An 8mm Hyperion wide-field eyepiece all but outweighs the actual telescope, giving the setup the characteristics of a cudgel (the price imbalance is probably even greater)

Speaking of field of view, this is usually given as 1.5° for the Galileoscope. However, that is simply the value achieved with the standard eye piece and not a limitation of the telescope. A 40mm Ploessl yields a 3° FOV at 12x magnification. For the fun of it I tried adding a 0.5 focal reducer. At this point a limitation at about 5° became apparent but this is to be expected from the limited size of the pupil (minimum usable magnification). It would be interesting to connect a large chip camera at prime focus to determine the limiting FOV.

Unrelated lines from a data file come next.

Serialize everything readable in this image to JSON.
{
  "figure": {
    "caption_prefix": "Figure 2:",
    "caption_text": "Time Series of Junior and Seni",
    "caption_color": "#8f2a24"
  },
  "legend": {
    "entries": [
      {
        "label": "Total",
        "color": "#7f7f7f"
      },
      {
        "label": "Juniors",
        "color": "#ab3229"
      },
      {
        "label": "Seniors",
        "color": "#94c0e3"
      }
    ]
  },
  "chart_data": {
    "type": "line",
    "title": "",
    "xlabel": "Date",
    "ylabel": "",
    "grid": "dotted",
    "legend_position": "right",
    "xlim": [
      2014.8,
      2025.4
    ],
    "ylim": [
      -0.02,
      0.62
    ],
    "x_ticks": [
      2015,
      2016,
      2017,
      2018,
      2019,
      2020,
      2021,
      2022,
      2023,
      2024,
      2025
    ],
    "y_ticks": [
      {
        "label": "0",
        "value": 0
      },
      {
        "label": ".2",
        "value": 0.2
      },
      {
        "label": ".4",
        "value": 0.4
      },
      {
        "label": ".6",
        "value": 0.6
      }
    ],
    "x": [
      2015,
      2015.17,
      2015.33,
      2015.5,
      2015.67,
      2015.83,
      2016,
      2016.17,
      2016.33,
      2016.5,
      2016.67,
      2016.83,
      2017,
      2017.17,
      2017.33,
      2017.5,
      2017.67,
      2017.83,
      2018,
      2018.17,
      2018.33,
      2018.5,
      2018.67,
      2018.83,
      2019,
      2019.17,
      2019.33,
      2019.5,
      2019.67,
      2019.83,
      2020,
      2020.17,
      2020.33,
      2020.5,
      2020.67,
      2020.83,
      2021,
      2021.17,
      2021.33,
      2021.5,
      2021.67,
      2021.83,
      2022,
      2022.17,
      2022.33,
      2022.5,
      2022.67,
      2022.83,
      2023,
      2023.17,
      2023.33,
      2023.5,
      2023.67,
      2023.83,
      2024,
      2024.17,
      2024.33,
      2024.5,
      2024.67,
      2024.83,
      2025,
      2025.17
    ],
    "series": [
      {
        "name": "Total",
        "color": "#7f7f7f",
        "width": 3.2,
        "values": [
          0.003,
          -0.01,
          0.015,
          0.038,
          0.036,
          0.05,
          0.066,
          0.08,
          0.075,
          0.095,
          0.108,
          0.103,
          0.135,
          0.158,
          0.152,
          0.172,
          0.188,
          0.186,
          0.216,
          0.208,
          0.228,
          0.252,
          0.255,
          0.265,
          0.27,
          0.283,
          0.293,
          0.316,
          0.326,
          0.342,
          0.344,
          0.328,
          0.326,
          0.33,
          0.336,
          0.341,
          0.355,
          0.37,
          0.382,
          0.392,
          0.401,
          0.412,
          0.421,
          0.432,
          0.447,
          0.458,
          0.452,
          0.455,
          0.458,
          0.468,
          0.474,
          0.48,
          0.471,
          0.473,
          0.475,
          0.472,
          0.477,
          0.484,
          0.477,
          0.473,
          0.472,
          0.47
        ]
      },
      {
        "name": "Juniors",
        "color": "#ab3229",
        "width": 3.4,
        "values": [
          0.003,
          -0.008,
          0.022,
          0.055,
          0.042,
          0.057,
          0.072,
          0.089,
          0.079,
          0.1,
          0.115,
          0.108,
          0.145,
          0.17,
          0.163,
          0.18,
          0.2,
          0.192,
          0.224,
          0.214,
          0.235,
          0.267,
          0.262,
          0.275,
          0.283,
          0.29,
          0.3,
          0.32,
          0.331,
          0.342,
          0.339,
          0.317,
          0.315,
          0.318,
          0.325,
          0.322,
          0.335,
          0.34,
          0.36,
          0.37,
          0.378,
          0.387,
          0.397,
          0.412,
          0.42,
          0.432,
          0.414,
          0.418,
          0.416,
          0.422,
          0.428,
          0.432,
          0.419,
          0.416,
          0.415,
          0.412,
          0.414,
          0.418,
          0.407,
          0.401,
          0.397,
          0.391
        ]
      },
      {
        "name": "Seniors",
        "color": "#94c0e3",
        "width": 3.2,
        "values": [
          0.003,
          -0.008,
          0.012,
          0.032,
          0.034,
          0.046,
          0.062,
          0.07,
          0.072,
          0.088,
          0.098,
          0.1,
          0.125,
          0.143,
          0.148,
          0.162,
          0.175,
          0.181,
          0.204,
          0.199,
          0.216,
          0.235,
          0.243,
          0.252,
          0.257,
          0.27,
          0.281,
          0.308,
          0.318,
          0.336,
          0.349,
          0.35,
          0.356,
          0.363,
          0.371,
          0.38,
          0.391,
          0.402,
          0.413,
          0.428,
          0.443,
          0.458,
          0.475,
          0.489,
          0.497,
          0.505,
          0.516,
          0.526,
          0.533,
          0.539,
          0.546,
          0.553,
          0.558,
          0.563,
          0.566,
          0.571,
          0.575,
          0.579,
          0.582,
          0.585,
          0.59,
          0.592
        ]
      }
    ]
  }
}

However, what I have is a very small chip Flea3 camera and at this point I’m just itching to try the scope with it. At first it may seem silly to make photos with a cheap 50mm scope when you have a 200mm (8″) scope, but actually there can be benefits

  • 4 x larger field of view even for the tiny chip, possibly just enough for full moon
  • For extended objects, light intensity per pixel is not reduced compared to a larger scope (both are f/10). In fact it might be slighlty better as the refractor does not have the obstruction of the secondary mirror
  • The reduced pixel scale allows for longer unguided exposures

However, this will have to wait until I manage to connect the scope onto my Celestron. A Celestron piggy-back camera adapter is already on its way, if this is successful I will most certainly post the results here – watch this space!